Do Or Die #1-10 (1993-2003, Brighton, England.)
A few years ago a friend asked me if I had a complete set of Do or Die, the British Earth First! publication that inspired and incited eco-warriors throughout the 1990s and early 2000s. At one time I did have them, but they had long since been stolen by a Joint Terrorism Task Force.
After a brief discussion, we decided that Do or Die was too important to fade into obscurity. We began tracking down each issue, and decided that while we were at it we ought to archive some other publications as well. That effort is how this web site began, and now, thanks to 56a infoshop of South London and Tim @ NEDS Northampton, we can finally share the very rare issue #2. This completes our collection, and our original mission as well.
When read as a set, Do or Die is a chronicle of people from across the globe counter-striking capitalism, ecocide, and the state. Each issue is better than the last, but more importantly, each page is a spark licking at the fuse of the bomb that is your heart. Once lit, you’ll know that these pages are not mere history, but a reminder that we can explode onto the world stage like the fighters before us have. Do or die, now is the time to rise.
Do Or Die #6 (1997, Brighton, England.)
“There have been many rational arguments about the usefulness of this action to the campaign, but to anyone who watched the route being transformed from beautiful countryside to churned mud and charred stumps, there is at least a sense of natural justice to the sight of the last tree on route silhouetted by the flames of burning machinery.” -Anon. From the article “Newbury, an adrenaline junkies idea of heaven.”
By the time 1997 rolled around Britons could not help but be aware that something major was afoot in their country. Dock workers were uniting with anti-car anarchists, squatters were preventing the demolition of entire communities by occupying building slated to be torn down, there seemed to be a punk or a hippie in every tree in the whole damned country, and when police got in the way they faced riots as a result. Amidst this flurry of activity though, those on the inside knew that their movement was in terrible danger from forces both internal and external. With time short and resources low they began to discuss how to prevent catastrophe. In the end they failed, but they left behind a wonderful warning of what happens when we analyze our tactics, morale, and outreach too late.
This is not to say that Do Or Die #6 is a doom and gloom journal of a dying movement. Much to the contrary, this issue foresaw the collapse but was written when activity was still peaking. Amongst the analysis of their campaigns and politics, Earth First in the UK and Europe as a whole found plenty of time to get down to the joyous work of resisting industry and capital. There is no way that one can not read some of the stories inside without feeling a boost of adrenaline. From the theft of bulldozers to destroy a construction site to the rampaging of drunken elephants against military bases, to the building of a free state on american soil, all variety of species get down to the usual business of ruining business as usual. Inspiration abounds!
Cascadia Forest Alliance Disorientation Manual. (2003, Oregon, USA.)

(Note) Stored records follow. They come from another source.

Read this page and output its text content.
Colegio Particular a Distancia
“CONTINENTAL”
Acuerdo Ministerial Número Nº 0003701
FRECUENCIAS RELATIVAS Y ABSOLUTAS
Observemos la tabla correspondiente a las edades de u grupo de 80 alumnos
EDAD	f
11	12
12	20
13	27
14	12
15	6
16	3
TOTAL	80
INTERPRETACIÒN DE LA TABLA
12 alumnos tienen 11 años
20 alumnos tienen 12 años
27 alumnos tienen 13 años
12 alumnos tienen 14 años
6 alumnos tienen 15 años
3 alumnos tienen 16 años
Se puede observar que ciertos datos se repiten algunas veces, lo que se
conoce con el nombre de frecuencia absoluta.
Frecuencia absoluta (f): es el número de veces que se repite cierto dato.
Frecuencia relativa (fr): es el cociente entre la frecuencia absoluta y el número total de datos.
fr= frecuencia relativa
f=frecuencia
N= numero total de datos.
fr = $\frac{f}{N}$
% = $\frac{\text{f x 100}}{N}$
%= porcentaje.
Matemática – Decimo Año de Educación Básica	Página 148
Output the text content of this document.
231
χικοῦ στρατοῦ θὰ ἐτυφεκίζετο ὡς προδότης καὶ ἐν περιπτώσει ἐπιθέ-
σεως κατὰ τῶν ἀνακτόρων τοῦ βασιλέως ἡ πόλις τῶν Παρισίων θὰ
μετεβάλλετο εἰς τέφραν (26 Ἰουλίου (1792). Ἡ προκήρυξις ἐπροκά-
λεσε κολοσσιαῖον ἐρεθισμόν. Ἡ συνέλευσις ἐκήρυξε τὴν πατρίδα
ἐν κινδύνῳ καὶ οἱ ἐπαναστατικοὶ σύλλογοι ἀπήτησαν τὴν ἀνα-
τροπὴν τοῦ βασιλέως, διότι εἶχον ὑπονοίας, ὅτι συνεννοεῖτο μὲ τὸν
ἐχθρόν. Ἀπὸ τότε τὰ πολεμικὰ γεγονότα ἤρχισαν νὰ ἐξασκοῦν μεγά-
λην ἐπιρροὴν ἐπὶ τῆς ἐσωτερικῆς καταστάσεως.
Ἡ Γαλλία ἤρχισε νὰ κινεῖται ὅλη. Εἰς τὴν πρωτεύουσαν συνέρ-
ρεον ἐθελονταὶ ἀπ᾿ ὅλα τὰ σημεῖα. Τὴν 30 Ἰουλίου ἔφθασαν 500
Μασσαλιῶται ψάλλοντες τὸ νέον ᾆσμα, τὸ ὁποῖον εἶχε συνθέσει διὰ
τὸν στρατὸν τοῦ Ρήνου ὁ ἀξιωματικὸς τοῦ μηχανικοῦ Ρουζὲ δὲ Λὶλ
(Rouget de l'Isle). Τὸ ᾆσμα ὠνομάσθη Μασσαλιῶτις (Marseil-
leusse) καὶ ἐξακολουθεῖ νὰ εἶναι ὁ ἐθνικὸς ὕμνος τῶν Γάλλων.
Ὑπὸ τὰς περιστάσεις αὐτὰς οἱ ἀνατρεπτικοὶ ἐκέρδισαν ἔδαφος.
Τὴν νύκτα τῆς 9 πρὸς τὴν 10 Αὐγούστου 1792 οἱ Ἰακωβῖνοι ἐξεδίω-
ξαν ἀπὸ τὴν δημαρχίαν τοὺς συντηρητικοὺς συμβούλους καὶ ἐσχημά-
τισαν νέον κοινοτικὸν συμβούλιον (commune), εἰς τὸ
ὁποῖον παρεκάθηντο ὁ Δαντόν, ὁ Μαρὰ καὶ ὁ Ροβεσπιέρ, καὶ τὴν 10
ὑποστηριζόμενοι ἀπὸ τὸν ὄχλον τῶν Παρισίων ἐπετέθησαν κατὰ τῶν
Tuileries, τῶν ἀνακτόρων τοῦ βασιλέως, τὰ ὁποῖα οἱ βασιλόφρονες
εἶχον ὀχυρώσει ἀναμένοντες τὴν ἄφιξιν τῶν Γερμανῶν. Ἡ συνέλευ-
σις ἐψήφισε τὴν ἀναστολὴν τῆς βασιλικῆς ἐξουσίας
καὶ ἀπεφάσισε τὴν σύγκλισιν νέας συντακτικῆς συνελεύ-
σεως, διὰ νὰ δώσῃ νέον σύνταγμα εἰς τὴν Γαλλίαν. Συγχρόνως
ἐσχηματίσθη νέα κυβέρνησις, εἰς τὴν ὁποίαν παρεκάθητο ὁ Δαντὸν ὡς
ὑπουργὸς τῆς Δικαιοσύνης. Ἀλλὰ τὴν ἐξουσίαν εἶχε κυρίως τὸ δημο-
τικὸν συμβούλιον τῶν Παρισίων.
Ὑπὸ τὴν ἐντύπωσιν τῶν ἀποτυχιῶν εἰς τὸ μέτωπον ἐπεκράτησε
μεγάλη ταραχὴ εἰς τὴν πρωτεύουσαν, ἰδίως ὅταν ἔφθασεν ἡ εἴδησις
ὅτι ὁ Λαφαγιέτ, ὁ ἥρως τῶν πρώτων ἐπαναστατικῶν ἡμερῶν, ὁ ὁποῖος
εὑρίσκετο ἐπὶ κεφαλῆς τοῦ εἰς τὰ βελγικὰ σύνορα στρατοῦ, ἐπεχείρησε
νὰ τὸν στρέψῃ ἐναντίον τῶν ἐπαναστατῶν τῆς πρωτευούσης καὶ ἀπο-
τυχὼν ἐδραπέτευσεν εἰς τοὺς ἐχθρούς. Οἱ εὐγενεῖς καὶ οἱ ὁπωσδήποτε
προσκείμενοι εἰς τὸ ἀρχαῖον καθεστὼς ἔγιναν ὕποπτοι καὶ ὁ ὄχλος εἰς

From the 1980s until present environmentalist have done a number of high profile campaigns to protect wilderness areas in the Northwest of the United States. I have a special affinity for these actions. Having grown up in Eugene, OR in the 80s, I remember seeing college kids from the University with their Earth First! patches, going to coffee shops where groups of crusties, hippies, and career activists hunkered down in dark corners planning blockades, and going to mailing parties at the Journal house. The wild areas of what is known around those parts as Cascadia are amongst the most beautiful and important on earth, and I consider them home.
Militancy in defense of the planet is an artform, and this publication from the Cascadia Forest Alliance aimed to bring the basics to the masses who showed up at camps in the woods, eager to get active. It explains the basics of anti-oppression policies, direct action, and security culture. Sadly, it also contains a section on consensus decision making. The staff of Conflict Gypsy would like to go on record as being opposed to consensus decision making in groups. The idea of consensus allows a single obstructionist to essentially become a dictator who blocks the will of the rest of the organization. The person who least agrees with the goals and tactics of the group can slow progress, and the earth doesn’t have the time to accommodate their concerns. We have seen consensus groups regularly push out the most talented activists and organizers because a tyranny of the minority is created by a system meant to empower everyone.
Despite what we see as a flaw in their logic, CFA did wonderful work, and this packet sets the standard for what forest activism primers should be.